Shift’s concern is well-placed. The taxpayers of King, Pierce, and Snohomish counties pay over sixty cents of each tax dollar Olympia receives; the other 36 counties each provide an average of just over one percent each. (One per centr!) But tpeople in those 36 counties really, really want plenty of taxpayer dollars spent on the government services they enjoy..
Since Sound Transit obtains its funds from parts of those same three counties, it follows that every tax dollar sent to Sound Transit is one less tax dollar for Olympia to redistribute to the other 36 counties. How will the Republicans in Eastern Washington ever get re-elected without trading thick-cut slabs of pure government pork for the votes of their economically-underperforming constituencies?
More Sound Transit means fewer Republicans in Olympia, and that’s a shift Shift never, ever wants to see.
ALL Sound Transit projects are located in King, Pierce, and Snohomish counties, but they are paid for by counties across the state who will NEVER benefit from them. Furthermore, if the other counties get a good deal from the drunken-sailor tax & spending in King, Pierce, and Snohomish county, they would be SUPPORTING tax increases, not OPPOSING them. Yet the other counties consistently oppose increases to property and vehicle taxation. Thus your theory is debunked.
“… but they are paid for by counties across the state …”

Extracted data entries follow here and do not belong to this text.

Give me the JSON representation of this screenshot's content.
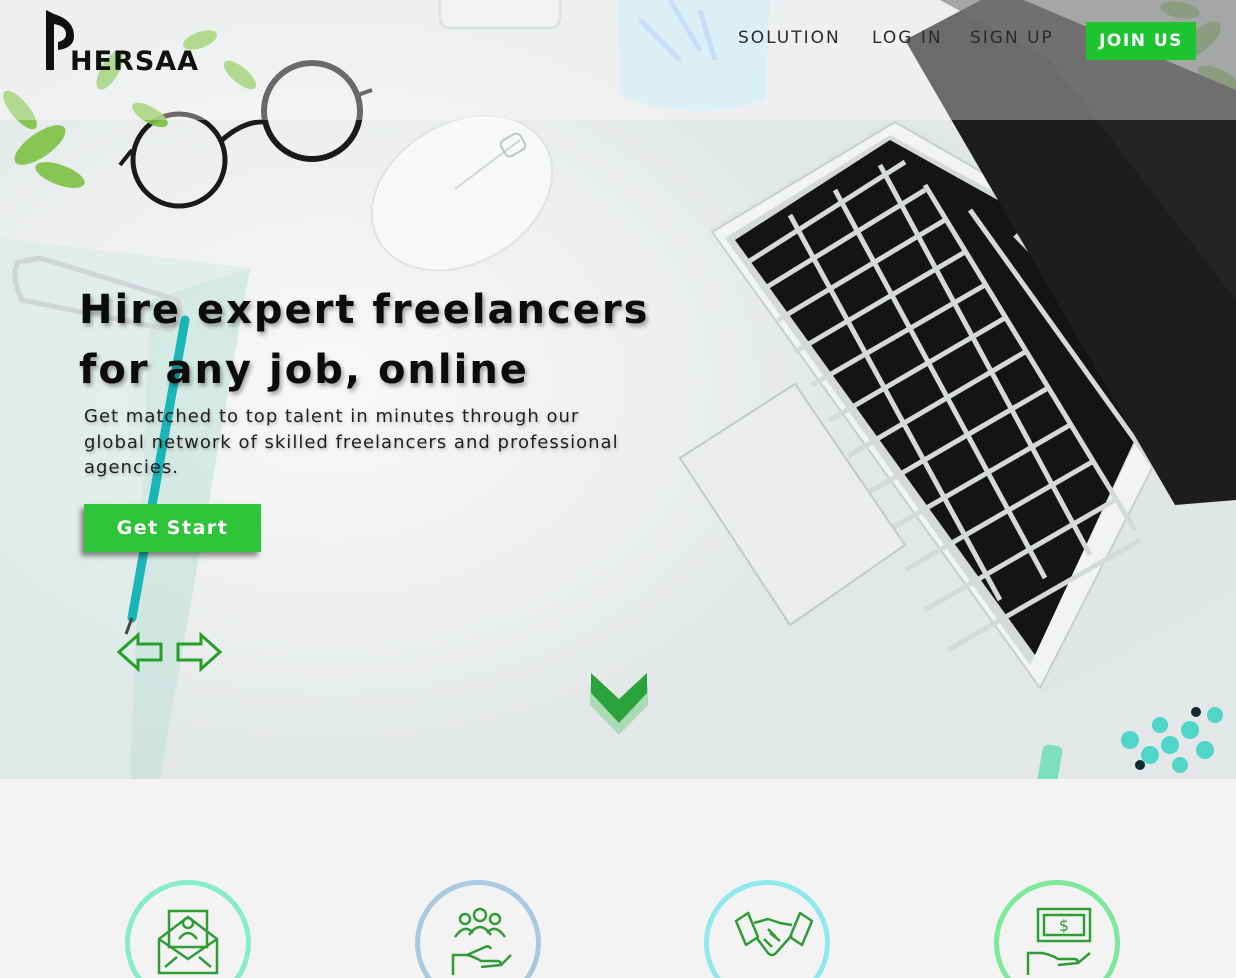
{
  "brand": {
    "name": "HERSAA"
  },
  "nav": {
    "solution": "SOLUTION",
    "login": "LOG IN",
    "signup": "SIGN UP",
    "join": "JOIN US"
  },
  "hero": {
    "headline_line1": "Hire expert freelancers",
    "headline_line2": "for any job, online",
    "subtext": "Get matched to top talent in minutes through our global network of skilled freelancers and professional agencies.",
    "cta": "Get Start"
  },
  "features": [
    {
      "icon": "mail-profile-icon"
    },
    {
      "icon": "team-hand-icon"
    },
    {
      "icon": "handshake-icon"
    },
    {
      "icon": "money-hand-icon"
    }
  ],
  "colors": {
    "accent_green": "#1ec42f",
    "cta_green": "#2fc33a",
    "arrow_green": "#23a02a"
  }
}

No, Sound Transit gets tax money from just one source: the taxing district, which is located entirely within King, Pierce, and Snohomish counties.
“… who will NEVER benefit from them.
Anything which improves the economies of King, Pierce, and Snohomish counties will benefit the entire state, because those counties will pay even more taxes to Olympia, which will then redistribute that wealth to the other 36 counties. So, yes, the taxes paid to Sound Transit by us in King, Pierce, and Snohomish counties will indirectly benefit the other 36 counties, just as taxes paid to the state of Washington by us in King, Pierce, and Snohomish counties directly benefits the other 36 counties.
Furthermore, if the other counties get a good deal…
Receiving state government services for which they havben’t paid is a pretty good deal, yes.
…from the drunken-sailor tax & spending in King, Pierce, and Snohomish county,
A taxpayer in King County receives just sixty-five cents in state government services for every dollar of tax paid to Olympia, so the level of spending would be one-third lower here, were it not for the many, many recipients of government welfare in Eastern Washington.
…they would be SUPPORTING tax increases, not OPPOSING them.
That would first require they admit they are receiving government welfare from Kng, Pierce, and Snohomish counties. Have they ever done so?
No, Sound Transit gets tax money from just one source: motorists in the taxing district, which is located entirely within King, Pierce, and Snohomish counties.
Fixed that for you. You’re welcome.
The description of property tax rates is misleading. King County property tax rates are between 1.00% and 1.15%. A fifteen percent increase would be 1.15% to 1.34%: still less than half of Sweden’s maximum.
A $400,000 property value would pay a maximum of about $60 more per month. Significant, but altogether still far less than the $120 per month increase in median rent for renters.
Although, this is what we get for living in a state with no income tax. Other sources of tax revenue are pushed harder.